Empire Star - Major Themes

Major Themes

Empire Star shares themes and certain imagery with many of Delany’s other works – perception being the prime theme of this novella. While his Fall of the Towers trilogy (Captives of the Flame, The Towers of Toron, and City of a Thousand Suns) brought perception into play, Empire Star embraces it as central to the work in the concept of simplex/complex/multiplex: three different ways for an individual to perceive and order events. In following Comet Jo’s experiences over the course of a few months, what the reader perceives to be the order of events is not necessarily the order that would be perceived by other characters or entities, depending on their frame of reference and whether they view things "simplexually," "complexually," or "multiplexually." In our frame of reference, consequences of events sometimes impinge on the characters before the actual events seem to have occurred. Conversely, events are mentioned as having occurred, while the actual results of those events do not seem to effect characters who are chronologically older than they were at the time the events happened. Similarly, characters are introduced and then later appear as younger versions of themselves.

Towards the end of the story we learn that Empire Star itself is a small region in space-time that is under such incredible stress that it is likely one will exit at a vastly different time and place in relation to the point of entry. While not time travel in the classical sense, visitors to Empire Star become subject to time paradoxes. The tale we read in Empire Star is but one arc in the many loops that we can only infer must make up the entire story.

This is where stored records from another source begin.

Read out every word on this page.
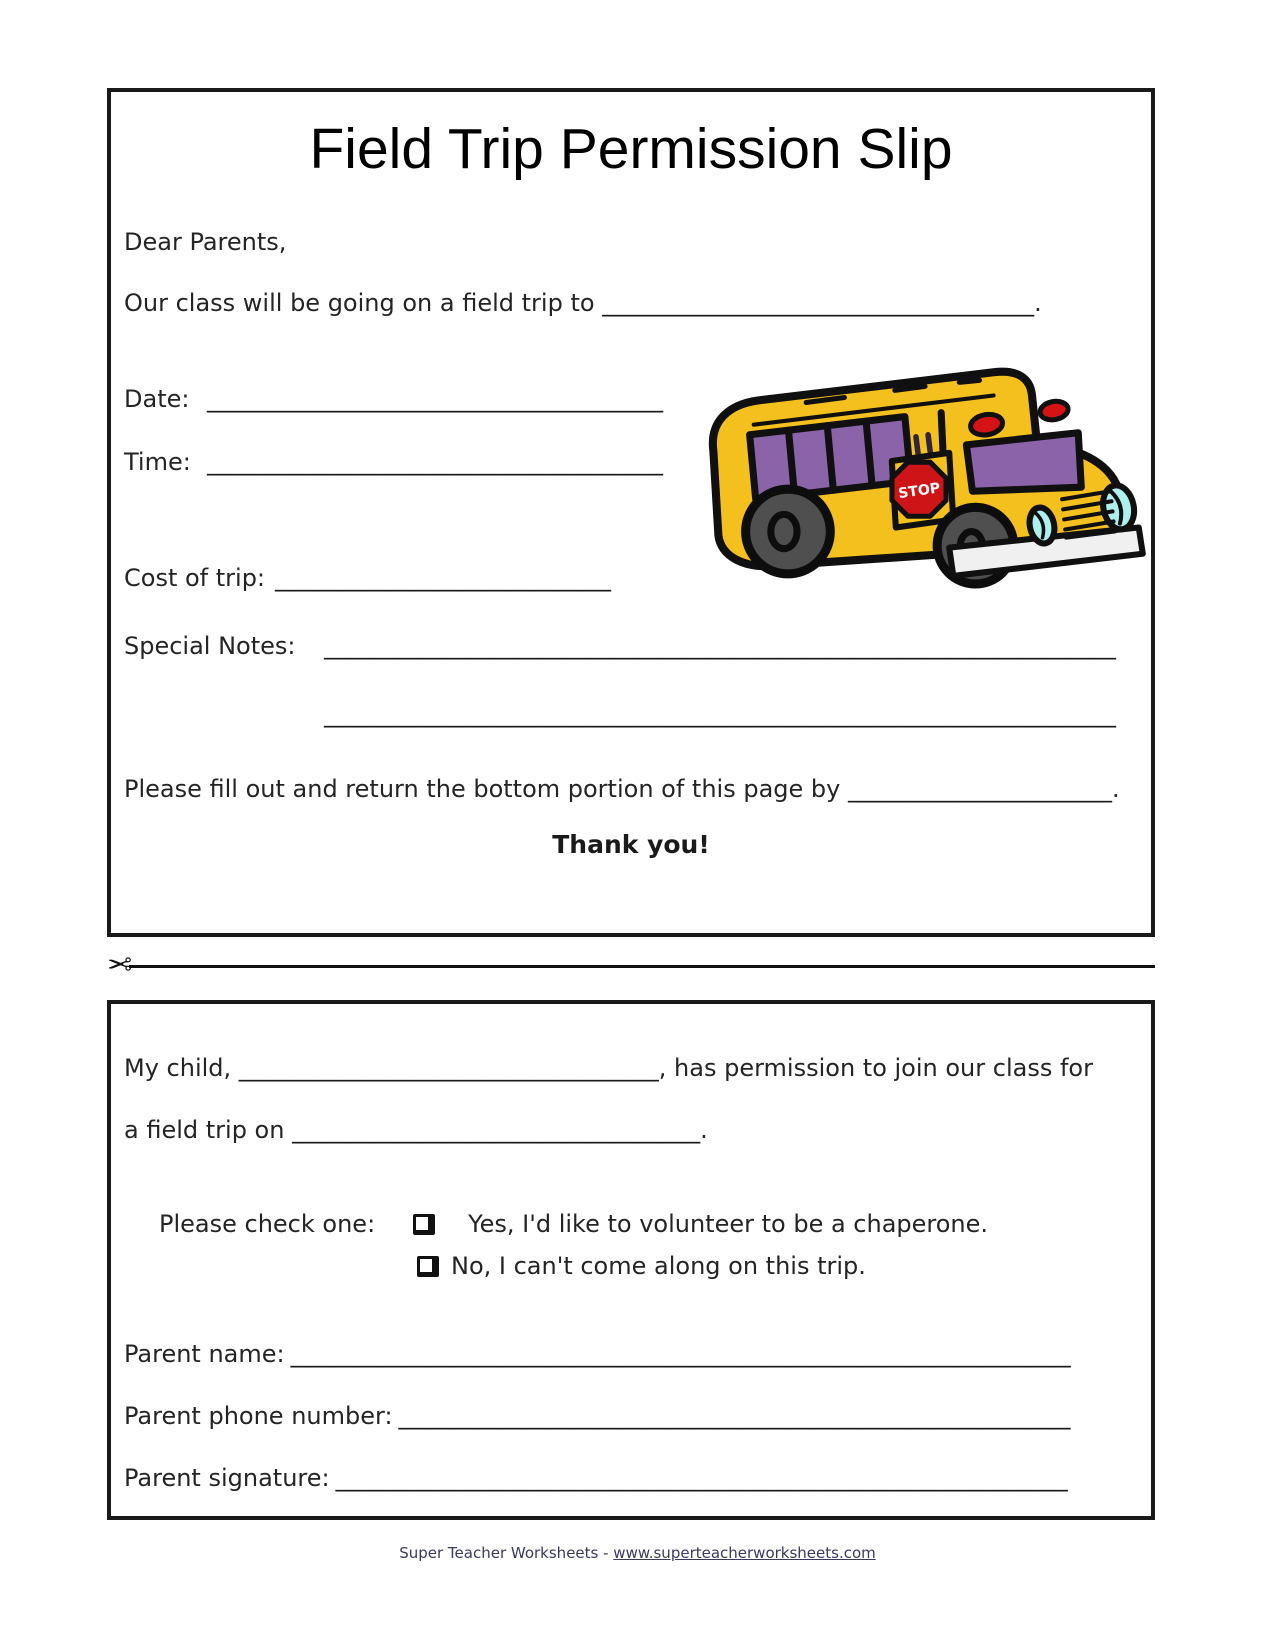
Field Trip Permission Slip
Dear Parents,
Our class will be going on a field trip to ____________________________________.
Date: ______________________________________
Time: ______________________________________
Cost of trip: ____________________________
Special Notes: __________________________________________________________________
__________________________________________________________________
Please fill out and return the bottom portion of this page by ______________________.
Thank you!
STOP
✂
My child, ___________________________________, has permission to join our class for
a field trip on __________________________________.
Please check one:	Yes, I'd like to volunteer to be a chaperone.
No, I can't come along on this trip.
Parent name: _________________________________________________________________
Parent phone number: ________________________________________________________
Parent signature: _____________________________________________________________
Super Teacher Worksheets - www.superteacherworksheets.com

Mythology, another theme that finds its way into much of Delany's work, plays a small part here, as well. There is also a strong literary theme. One character is a writer, another is a poet, and there are many literary allusions (some explicitly mentioned) scattered throughout the novella. In much the way Alfred Bester's Stars My Destination (1957) is based on Alexandre Dumas, père's The Count of Monte Cristo, Delany's Empire Star is based on Stendhal's The Charterhouse of Parma (1839). Stendhal's novel tells of the political and social education of the naive young Italian Fabrice del Dongo by the Duchess Sanseverina and Count Mosca over a number of years. Delany has taken from Standhal's famous work the name Sanseverina (and "Oscar" is a slant rhyme for "Mosca") as well as the basic bildungsroman structure for his novella.

Empire Star also contains images and characteristics that Delany uses in several other works, notably in regards to Comet Jo. His brass claws can easily be seen as precursors to the "orchids" worn by the Scorpions in Dhalgren and, like characters throughout Delany's work, it is mentioned (though very much in passing) that Jo bites his fingernails on his non-clawed hand. Additionally, like blind Dan from Nova, the shuttle bums of Empire Star are described as wearing pants held on with rope belts.

Empire Star is considered to be an important precursor to later Delany works. The apparent circular/cyclic nature of the text is a concept further explored in Dhalgren and —in a very different way— the Return to Nevèrÿon series. Additionally, upon reading Babel-17, it is learned that Empire Star was supposedly written by a deceased husband of Rydra Wong, the protagonist of that novel. The husband's name is Muels Aranlyde. It is stated that he always writes himself as a character in his books, but typically not as a human. More often than not he is a computer—as in Empire Star. While spread over two books, it was always Delany's intention to have Empire Star published as a double novel with Babel-17. This, therefore, is a forerunner to the "text-within-a-text" style found in later works such as Dhalgren and Phallos. In fact, the link to Phallos is even stronger: In Delany's 2007 novel Dark Reflections, the careful reader learns that Arnold Hawley —the main protagonist of Dark Reflections— was actually the anonymous author of Phallos (the fictional novel discussed and quoted inside Delany's novel of the same name).